Regarding (B), the theoretical differences between HEP and climate science were already outlined, and the far better understanding of relevant theory in HEP contributes to the possibility of re-assessment (and improvement) upon attribution of failure. However, this is clearly only part of the story, for why are integration frameworks in HEP complementary, whereas they appear to largely constitute rival approaches in climate science? The reason, we suspect, lies in the nature of the subject matter, and the related fact that HEP can be considered an experimental discipline, whereas climate science relies almost exclusively on field observations.
We do not have an elaborate account of experimentation in mind here, but we do maintain, with, e.g., Schurz (2014, p. 35) or Radder (2009, p. 3), that experiments crucially involve an element of control that is absent in field observations. This control is evident at the LHC, for instance, in the preparation of protons in bunches accelerated to a specified center of mass energy, and their colliding at pre-defined angles and in pre-defined interaction points inside the different detectors.Footnote 21
Why does this difference between both fields exist? We believe that it directly relates to the nature of the subject matter and the different origins of (messiness-inducing) complexity. In HEP, the complexity is entirely conditioned on the remoteness of the target phenomena: quarks, gluons, or Higgs bosons are not directly detectable, in the same sense as electrons, photons, or neutrons. Moreover, they decay (or hadronize) so quickly that even, say, a hypothetical ‘quark detector’ would have a hard time catching free quarks (which is to say that this is pretty much inconceivable). The entire complexity of the simulation is conditioned on this and other (theoretically established) facts, such as the coloredness of gluons, sparking the parton shower, or even the (expected) rarity of relevant events, which requires detectors to be flexible enough for recognizing diverse and subtle signatures attached to the complementary decay channels for relevant particles.
This is very different from climate science where the target phenomena (local temperature, cloud patterns, oceanic streams, rainfall, and so forth) are, by and large, directly observable. But it is here totally out of the question to devise a controlled laboratory experiment that captures them all.

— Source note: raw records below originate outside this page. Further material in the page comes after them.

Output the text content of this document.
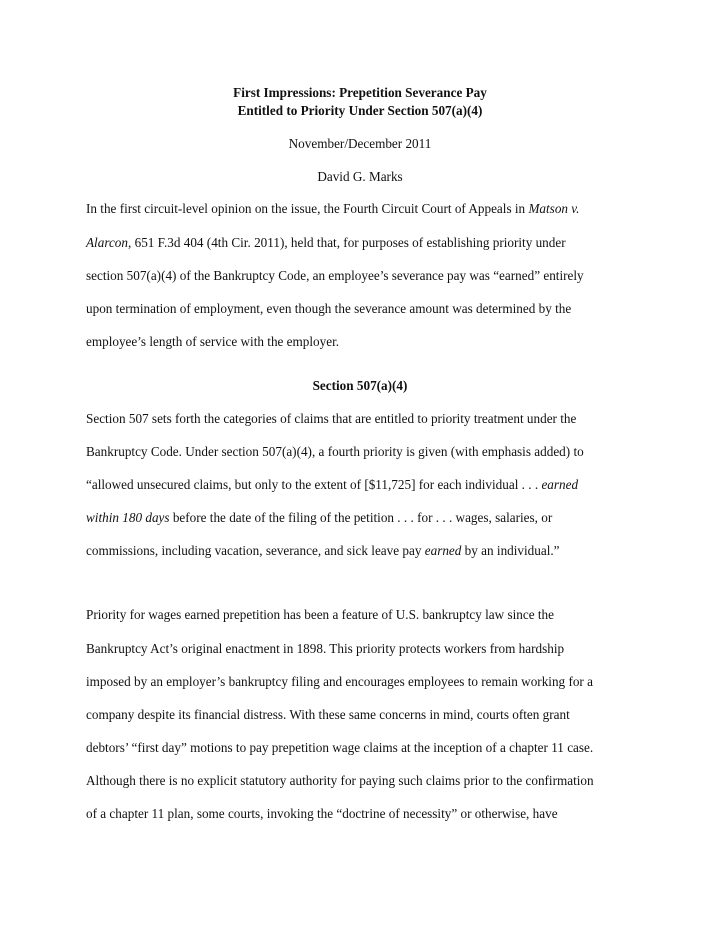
First Impressions: Prepetition Severance Pay
Entitled to Priority Under Section 507(a)(4)
November/December 2011
David G. Marks
In the first circuit-level opinion on the issue, the Fourth Circuit Court of Appeals in Matson v.
Alarcon, 651 F.3d 404 (4th Cir. 2011), held that, for purposes of establishing priority under
section 507(a)(4) of the Bankruptcy Code, an employee’s severance pay was “earned” entirely
upon termination of employment, even though the severance amount was determined by the
employee’s length of service with the employer.
Section 507(a)(4)
Section 507 sets forth the categories of claims that are entitled to priority treatment under the
Bankruptcy Code. Under section 507(a)(4), a fourth priority is given (with emphasis added) to
“allowed unsecured claims, but only to the extent of [$11,725] for each individual . . . earned
within 180 days before the date of the filing of the petition . . . for . . . wages, salaries, or
commissions, including vacation, severance, and sick leave pay earned by an individual.”
Priority for wages earned prepetition has been a feature of U.S. bankruptcy law since the
Bankruptcy Act’s original enactment in 1898. This priority protects workers from hardship
imposed by an employer’s bankruptcy filing and encourages employees to remain working for a
company despite its financial distress. With these same concerns in mind, courts often grant
debtors’ “first day” motions to pay prepetition wage claims at the inception of a chapter 11 case.
Although there is no explicit statutory authority for paying such claims prior to the confirmation
of a chapter 11 plan, some courts, invoking the “doctrine of necessity” or otherwise, have
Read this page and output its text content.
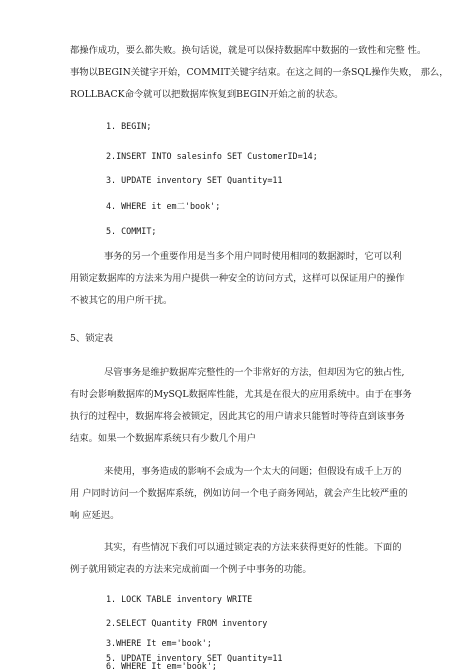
都操作成功，要么都失败。换句话说，就是可以保持数据库中数据的一致性和完整 性。
事物以BEGIN关键字开始，COMMIT关键字结束。在这之间的一条SQL操作失败， 那么，
ROLLBACK命令就可以把数据库恢复到BEGIN开始之前的状态。
1. BEGIN;
2.INSERT INTO salesinfo SET CustomerID=14;
3. UPDATE inventory SET Quantity=11
4. WHERE it em二'book';
5. COMMIT;
事务的另一个重要作用是当多个用户同时使用相同的数据源时，它可以利
用锁定数据库的方法来为用户提供一种安全的访问方式，这样可以保证用户的操作
不被其它的用户所干扰。
5、锁定表
尽管事务是维护数据库完整性的一个非常好的方法，但却因为它的独占性,
有时会影响数据库的MySQL数据库性能，尤其是在很大的应用系统中。由于在事务
执行的过程中，数据库将会被锁定，因此其它的用户请求只能暂时等待直到该事务
结束。如果一个数据库系统只有少数几个用户
来使用，事务造成的影响不会成为一个太大的问题；但假设有成千上万的
用 户同时访问一个数据库系统，例如访问一个电子商务网站，就会产生比较严重的
响 应延迟。
其实，有些情况下我们可以通过锁定表的方法来获得更好的性能。下面的
例子就用锁定表的方法来完成前面一个例子中事务的功能。
1. LOCK TABLE inventory WRITE
2.SELECT Quantity FROM inventory
3.WHERE It em='book';
5. UPDATE inventory SET Quantity=11
6. WHERE It em='book';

Hence, in contrast to HEP, complexity is inherent in the subject matter of climate science.
As it turns out, the higher degree of control over observational conditions and the better theoretical understanding pave the way to better model coherence in HEP, as an additional means for justification. The theoretical understanding makes pre-integration assessment easier (maybe even largely superfluous), and experimental design can be such that it includes such a division of labor from the outset in which there are dedicated collaborations that assess the software-properties such as small- and large-scale integration according to highly organized schemes or even pre-defined strategies.
A socio-historical point surfaces in this context: whereas climate science had a continuous, integrated development as an entire field, in which some of the entrenchment is ultimately rooted (Lenhard and Küppers 2006; Lenhard and Winsberg 2010, 2011), experimental collaborations in HEP, in contrast, each have their own, somewhat secluded histories and social development. This allows HEP researchers to build on successes and failures of previous experiments, at other colliders, from the very design stages on.